Although Brilliant is a transportation company, we care about preserving the environment. We take the fact that we share it with you very seriously. And we do our part to mitigate damage to the environment.
Obviously the transportation industry is known for its intensive use of fossil fuels. There is justified concern about the impacts petroleum based products have on the living ecosystem. There is also the growing realization that precious resources should be conserved as well.
One way we addressed our desire to minimize our impact on the environment is our switch to biodiesel fuel to power our fleet. Another major initiative we have taken is to reduce our water usage in operating our fleet of luxury vans and buses.
When you wash your own car, you know it doesn’t take much time for dozens of gallons of water to be washed down the drain. For commercial fleet operators, the challenge is even greater. Without careful supervision, thousand of gallons of fresh water can easily go to waste.
In Los Angeles, drought is a major concern, and water restrictions are always a possibility. Many communities in California have already moved to voluntary water restrictions to cut usage. In some harder hit areas, there is already mandatory water reductions in place.
Early reports say that 2013 could be the driest, or at least second-driest year in California’s history! Recently the Los Angeles Department of Water and Power asked all its customers to end non-essential and unauthorized water usage.
These non-permitted uses include:
- Hose washing cars without a self-closing shut-off device
- Use of water through leaky pipes
- Allowing runoff onto streets and gutters from excessive watering
- Use of water to wash hard surfaces like sidewalks or driveways unless a health hazard is present.
- Consecutive daytime landscape watering
- Installing non-recirculating systems in new car washes and commercial laundry systems.
Further restrictions, such as a mandatory 20% customer reduction in usage could soon become law. In addition to regulations concerning water usage, local authorities are also concerned about polluted water ending up in the regional watershed; eventually ending up in our ocean and beaches.
Car washing, both private and commercial, is a major factor in introducing pollutants, such as gasoline, oil, engine degreasers, exhaust residues, soaps and harsh chemical detergents used in many cleaning products, into the watershed; affecting land and sea animals alike.
The City of Los Angeles has a Stormwater and Urban Runoff Pollution Control Ordinance, which regulates all stormwater-polluting activities. For businesses, uncontrolled release of gray water into streets or storm channels is prohibited.

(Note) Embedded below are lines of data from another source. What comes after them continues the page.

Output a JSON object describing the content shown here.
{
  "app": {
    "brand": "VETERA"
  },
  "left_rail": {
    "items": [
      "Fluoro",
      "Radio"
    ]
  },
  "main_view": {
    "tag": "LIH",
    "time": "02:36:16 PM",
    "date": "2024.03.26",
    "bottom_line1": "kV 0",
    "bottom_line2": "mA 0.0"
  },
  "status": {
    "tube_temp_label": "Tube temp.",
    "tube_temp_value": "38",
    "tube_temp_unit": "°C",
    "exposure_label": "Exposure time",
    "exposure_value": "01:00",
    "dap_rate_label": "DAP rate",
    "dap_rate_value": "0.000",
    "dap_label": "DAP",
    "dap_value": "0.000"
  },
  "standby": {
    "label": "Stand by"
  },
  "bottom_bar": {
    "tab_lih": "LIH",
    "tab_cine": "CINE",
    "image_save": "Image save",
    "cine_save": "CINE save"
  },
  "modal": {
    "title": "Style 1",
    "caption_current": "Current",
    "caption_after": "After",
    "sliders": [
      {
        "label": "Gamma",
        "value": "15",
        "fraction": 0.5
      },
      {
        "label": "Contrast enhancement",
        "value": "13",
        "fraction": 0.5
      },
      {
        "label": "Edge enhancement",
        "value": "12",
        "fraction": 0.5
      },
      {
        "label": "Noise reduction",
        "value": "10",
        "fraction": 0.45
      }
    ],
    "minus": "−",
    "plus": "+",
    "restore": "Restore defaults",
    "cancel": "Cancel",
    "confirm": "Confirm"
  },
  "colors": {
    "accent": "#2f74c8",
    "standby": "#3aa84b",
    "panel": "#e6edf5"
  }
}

At Brilliant’s Los Angeles facility, vehicle washing is not even allowed because our facility did not come equipped with the proper drainage infrastructure. The California State Water Resources Control Board also regulates any activity that might affect the quality of state waters, mandating local communities come up with plans for mitigating runoff.
On a community level, one of the big problems of people washing their vehicles in their driveways is that the runoff goes straight into the storm drains and out to sea, untreated and unchecked. Car washes are already required to channel their runoff into the sewer system so those waters can undergo treatment at the waste water plants before being discharged back into the oceans. Still, many people don’t see the connection between Sunday morning car-washing rituals and environmental degradation.
According to one report, washing a car at home typically uses between 80 and 140 gallons of water. Surprisingly, commercial car washes typically use less than home car washes. They average about 45 gallons per wash due to computer controlled systems and high-pressure nozzles and pumps that minimize water usage. Many also recycle and re-use the rinse water. Still, compared to ‘waterless’ washing methods that may only use a couple gallons at most per wash, this is a very high, and some say a wasteful use of fresh water.
That’s why, since the beginning, we’ve always used a ‘waterless’ cleaning method to detail our vehicles. Every week, we have many vehicles to clean, and we completely detail every vehicle, inside and out, after every use. Instead of using hoses to wash down our vehicles, we use spray bottles and microfiber towels to hand-clean every segment of the vehicle until it’s spotless.
We use a variety of gentle, biodegradable cleaning solutions as well as spray-on waxes to clean and polish every surface on the vehicle, removing dirt and grime in the process. Occasionally small amounts of water are needed to clean heavily covered surfaces. In these situations, the water is applied by hand using a spray bottle, not a water hose.
It takes more time to clean a vehicle this way, but the savings to our resources are definitely worth it. For those not in the industry, ‘waterless’ car washing does not mean water-free, but instead refers to drastically reduced or minimal use of water. In some cases, there is no substitute for water when it comes to completing a cleaning task.
While we voluntarily clean our vehicles this way out of good conscience, there could come a time in the not so distant future when all commercial operators will be forced by law to adopt our standards. Many factors are conspiring to tighten regulations around commercial cleaning operations, including increasing pollution and water shortages. But at Brilliant Transportation, we are ahead of the curve!